In response to Franzen, Ben Marcus wrote an article in Harper's, sarcastically titled "Why experimental fiction threatens to destroy publishing, Jonathan Franzen, and life as we know it". In this article, Marcus devotes more than a dozen pages to ripping Franzen a new asshole for suggesting that difficult literature isn't good literature. An article in Slate magazine summarized the argument as "an unnecessary, and disingenuous, attempt to repolarize American literary culture." (Repolarize? Go to a lit class. Now go to a bookstore. Compare. Note the polarity. It is not a new polarity, and the argument here is just another episode in an ongoing epic.) Anyway, Slate's Jess Rowe sums the whole argument up very well.
It would be one thing if the literary world really did comprise omnipotent insiders and destitute outsiders, arrogant avant-gardists and thoughtful Contract novelists. But Marcus and Franzen are both shadowboxing around a more complicated truth: that the modernist credo – "To Make It New" – is part of every contemporary novelist's DNA, as is a certain degree of ambivalence about the gravitational pull of narrative toward certain well-established forms. We need a vocabulary that can explain a novel like Edward P. Jones' The Known World, which at times feels deeply archaic and yet unfamiliar, rewarding the reader's expectations on one level and frustrating them on another. Resorting to terms as all-encompassing and diluted as "realist" and "experimental" isn't furthering the debate.
Rowe must mean by "repolarize" that there's an additional polarity here, not that an existing polarity has been rehashed. First, we have the dichotomy between "difficult" and "digestible"literature. That's the dichotomy that concerns Franzen. Then, we have the dichotomy between "realist" and "experimental" literature. It has been pointed out, fairly so, that this isn't really much of a dichotomy at all. An experimental form of literature can still depict reality, albeit in novel ways. The electronic book review describes the argument in familiar terms, as being between "mainstream" and "alternative".

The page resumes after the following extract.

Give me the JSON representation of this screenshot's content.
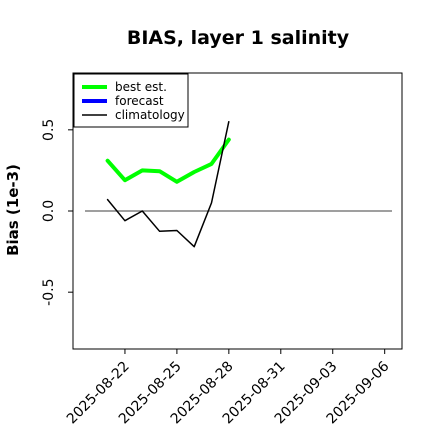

More importantly, The Electronic Book Review enters the debate with a focus on the experimental literature itself, with an eye toward the merits thereof (finally). Where Ben Marcus’ argument is mostly a personal attack, it’s refreshing to see a more objective approach to the argument. There is even some discussion of compromise in “Notes from the Middleground”.

The pedagogical task, then, is not so much to convert one side to other, which would prove equally frustrating and useless, but […] to transcend the limiting strictures of the debate. There is always a cell of students who become more interested in the functioning of language over character, of structure over story, during the progress of these sessions; yet, as Franzen observes, Gertrude Stein is simply not accessible for many readers - no matter how engaged with her composition-as-process they might become. […] How to argue away the distinction between a faux-elite/populist constriction - as an aesthetic issue - when the reader who desperately wants to be sympathetic knows, with post-ironic savvy, that these distinctions are primarily economic
At the end of the day, perhaps the debate does come down to economics: some people try to sell books that everybody likes, while other try to get everybody to like the books that they sell. On the other hand, there really is an aesthetic difference between these two types of literature, just as there is between abstract expressionism and neoclassicism.

It is unfortunate that there doesn’t seem to be an appropriate vocabulary for discussing or comparing the differences in the literature, the way there is for discussing the art. In the visual arts, the various styles seem to enjoy a more peaceful cohabitation. With the literary arts, there’s a lot of bickering.